Wrong reason number 1: To make money
Depending on how you count, 95% to 99% of new businesses fail. Even the ones that succeed rarely bring huge financial rewards to their founders. If you're a generally smart, talented and energetic person (and you probably are, if you're reading this) and want to maximize your lifetime earnings, starting a company is a very inefficient way of doing it. If you want to maximize your lifetime earnings, get a steady, well-paying job and stick with it.
Here's the most likely thing that’s going to happen if you start your own company: you'll work very hard for three to seven years, scrape together just enough money to survive during that time, then close down when you get tired or something in the world changes to make your business model unsustainable. You'll lose several years of good income and, if you return to work at a big company, be several years behind on your career path. And that's far from the worst-case scenario.
Sure, there are many notable exceptions--people who started businesses and made loads of money. There's Bill Gates, Steve Jobs, and Hiroshi Mikatani and, um, Ronald McDonald (not his real name). There are lots of rich entrepreneurs. There are also lots of people who win the lottery. But there are many, many more who don't. And being an entrepreneur is much harder work than buying a lottery ticket.
In other words, if you think that becoming an entrepreneur is a good way to make money, you're just bad at math. Side note: you need to be pretty good at math to be a successful entrepreneur, so that's already two strikes against you.
Wrong reason number 2: To have power
You may think that starting a company and being the CEO is a good way to gain respect and authority. After all, just look at the traditional corporate organizational chart: an orderly pyramid of subordinates extends down from the CEO, perched all the way on top.
Right. But if you're starting your own company, it doesn't work that way.
When you're the CEO of a start-up, it feels like everybody is your boss. All of your employees are your boss. Your customers, your investors, even the media: they're all your boss. I've never worked for so many people as I do at Evernote. Don't expect fame and prestige either; with very few exceptions the life of an entrepreneur is humble.

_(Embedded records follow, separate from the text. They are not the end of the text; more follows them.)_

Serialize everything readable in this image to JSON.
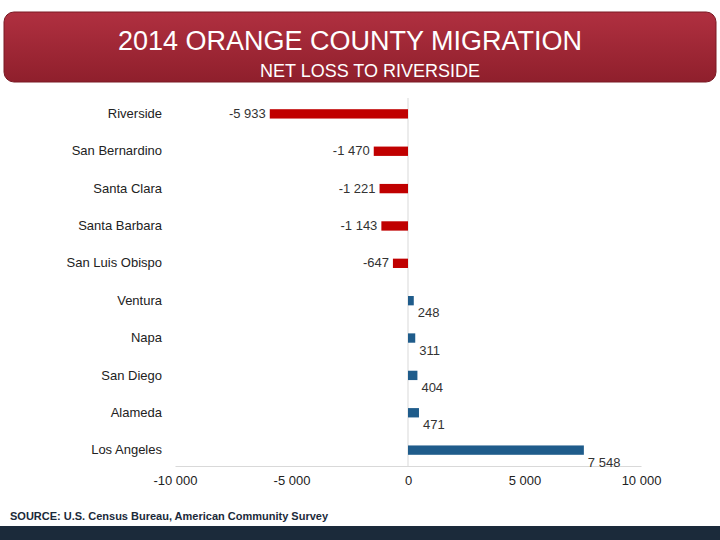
{
  "chart_data": {
    "type": "bar",
    "orientation": "horizontal",
    "title": "2014 ORANGE COUNTY MIGRATION",
    "subtitle": "NET LOSS TO RIVERSIDE",
    "source": "SOURCE: U.S. Census Bureau, American Community Survey",
    "categories": [
      "Riverside",
      "San Bernardino",
      "Santa Clara",
      "Santa Barbara",
      "San Luis Obispo",
      "Ventura",
      "Napa",
      "San Diego",
      "Alameda",
      "Los Angeles"
    ],
    "values": [
      -5933,
      -1470,
      -1221,
      -1143,
      -647,
      248,
      311,
      404,
      471,
      7548
    ],
    "value_labels": [
      "-5 933",
      "-1 470",
      "-1 221",
      "-1 143",
      "-647",
      "248",
      "311",
      "404",
      "471",
      "7 548"
    ],
    "colors": [
      "#c00000",
      "#c00000",
      "#c00000",
      "#c00000",
      "#c00000",
      "#1f5c8b",
      "#1f5c8b",
      "#1f5c8b",
      "#1f5c8b",
      "#1f5c8b"
    ],
    "data_labels": true,
    "xlim": [
      -10000,
      10000
    ],
    "xticks": [
      {
        "value": -10000,
        "label": "-10 000"
      },
      {
        "value": -5000,
        "label": "-5 000"
      },
      0,
      {
        "value": 5000,
        "label": "5 000"
      },
      {
        "value": 10000,
        "label": "10 000"
      }
    ],
    "grid": false
  }
}
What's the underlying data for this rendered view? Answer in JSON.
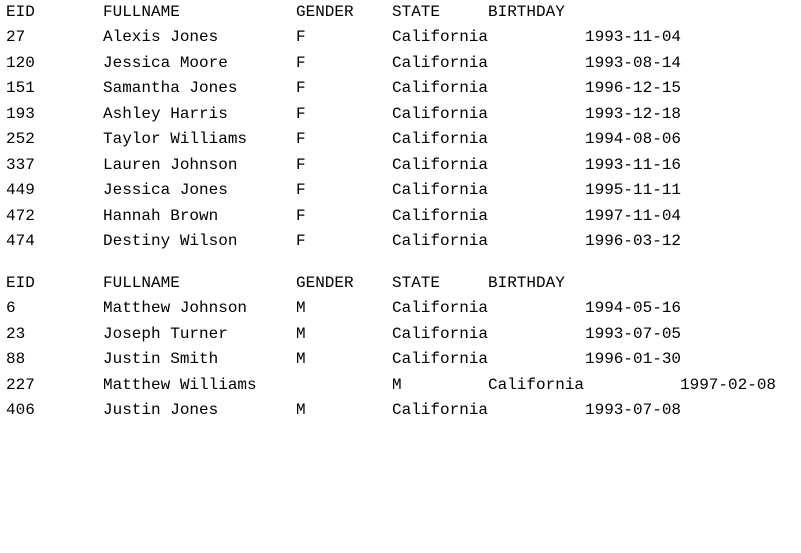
{
  "headers": {
    "eid": "EID",
    "fullname": "FULLNAME",
    "gender": "GENDER",
    "state": "STATE",
    "birthday": "BIRTHDAY"
  },
  "female": [
    {
      "eid": "27",
      "fullname": "Alexis Jones",
      "gender": "F",
      "state": "California",
      "birthday": "1993-11-04"
    },
    {
      "eid": "120",
      "fullname": "Jessica Moore",
      "gender": "F",
      "state": "California",
      "birthday": "1993-08-14"
    },
    {
      "eid": "151",
      "fullname": "Samantha Jones",
      "gender": "F",
      "state": "California",
      "birthday": "1996-12-15"
    },
    {
      "eid": "193",
      "fullname": "Ashley Harris",
      "gender": "F",
      "state": "California",
      "birthday": "1993-12-18"
    },
    {
      "eid": "252",
      "fullname": "Taylor Williams",
      "gender": "F",
      "state": "California",
      "birthday": "1994-08-06"
    },
    {
      "eid": "337",
      "fullname": "Lauren Johnson",
      "gender": "F",
      "state": "California",
      "birthday": "1993-11-16"
    },
    {
      "eid": "449",
      "fullname": "Jessica Jones",
      "gender": "F",
      "state": "California",
      "birthday": "1995-11-11"
    },
    {
      "eid": "472",
      "fullname": "Hannah Brown",
      "gender": "F",
      "state": "California",
      "birthday": "1997-11-04"
    },
    {
      "eid": "474",
      "fullname": "Destiny Wilson",
      "gender": "F",
      "state": "California",
      "birthday": "1996-03-12"
    }
  ],
  "male": [
    {
      "eid": "6",
      "fullname": "Matthew Johnson",
      "gender": "M",
      "state": "California",
      "birthday": "1994-05-16"
    },
    {
      "eid": "23",
      "fullname": "Joseph Turner",
      "gender": "M",
      "state": "California",
      "birthday": "1993-07-05"
    },
    {
      "eid": "88",
      "fullname": "Justin Smith",
      "gender": "M",
      "state": "California",
      "birthday": "1996-01-30"
    },
    {
      "eid": "227",
      "fullname": "Matthew Williams",
      "gender": "M",
      "state": "California",
      "birthday": "1997-02-08"
    },
    {
      "eid": "406",
      "fullname": "Justin Jones",
      "gender": "M",
      "state": "California",
      "birthday": "1993-07-08"
    }
  ]
}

Wrong reason number 3: To have more free time
I've actually had people tell me that they want to start their own company to get control of their schedule and have more free time. Let's not spend too many words on this. When you're the CEO of your own company you do get to have a very flexible schedule: you can work any twenty hours in the day you want. If you're looking to spend more time with your family, the entrepreneurial path is not recommended.
So there are many wrong reasons to want to be an entrepreneur. I think there's only one good reason:
Right reason number 1 (and only): to change the world
Of course, you don't have to be an entrepreneur to change the world. You could be a great artist, or a musician, scientist, or politician. I couldn't be any of those things because I don't have the talent. But I still wanted to have an impact--to make the universe notice, if even in a small way, that I'd lived in it. The only way left was to be an entrepreneur. And to try to be a good one.
To find out whether or not you should try as well, perform this simple mental experiment. Imagine you knew, with 100% certainty, that the following would happen if you started your company: You will work on your idea every day for ten years. It will be the hardest work you've ever done. And your idea will succeed! Millions of people will use your product and the world will be a slightly better place because of it. However, through a series of complications, you will make absolutely no money in the process. Ten years of back-breaking work, and not a single dollar to show for it. Would you still start the company?
If your answer is, "of course not," congratulations! You're a sane and reasonable person and you should stay at your job and avoid the entrepreneurial path.
If your answer is "yes"…
If your answer is "yes," you've got a very difficult road ahead of you. The bad news is, you will almost certainly fail. The good news is, if you aren't afraid of failure, and you want to start a company for the right reason, there has never been a better time to do it. There are amazing opportunities for entrepreneurs today that never existed before.
So to get back to your question: How much confidence did my co-founders and I have when starting our first business? Not very much. How certain were we that we should do it anyway? 100%. We were ready to fail.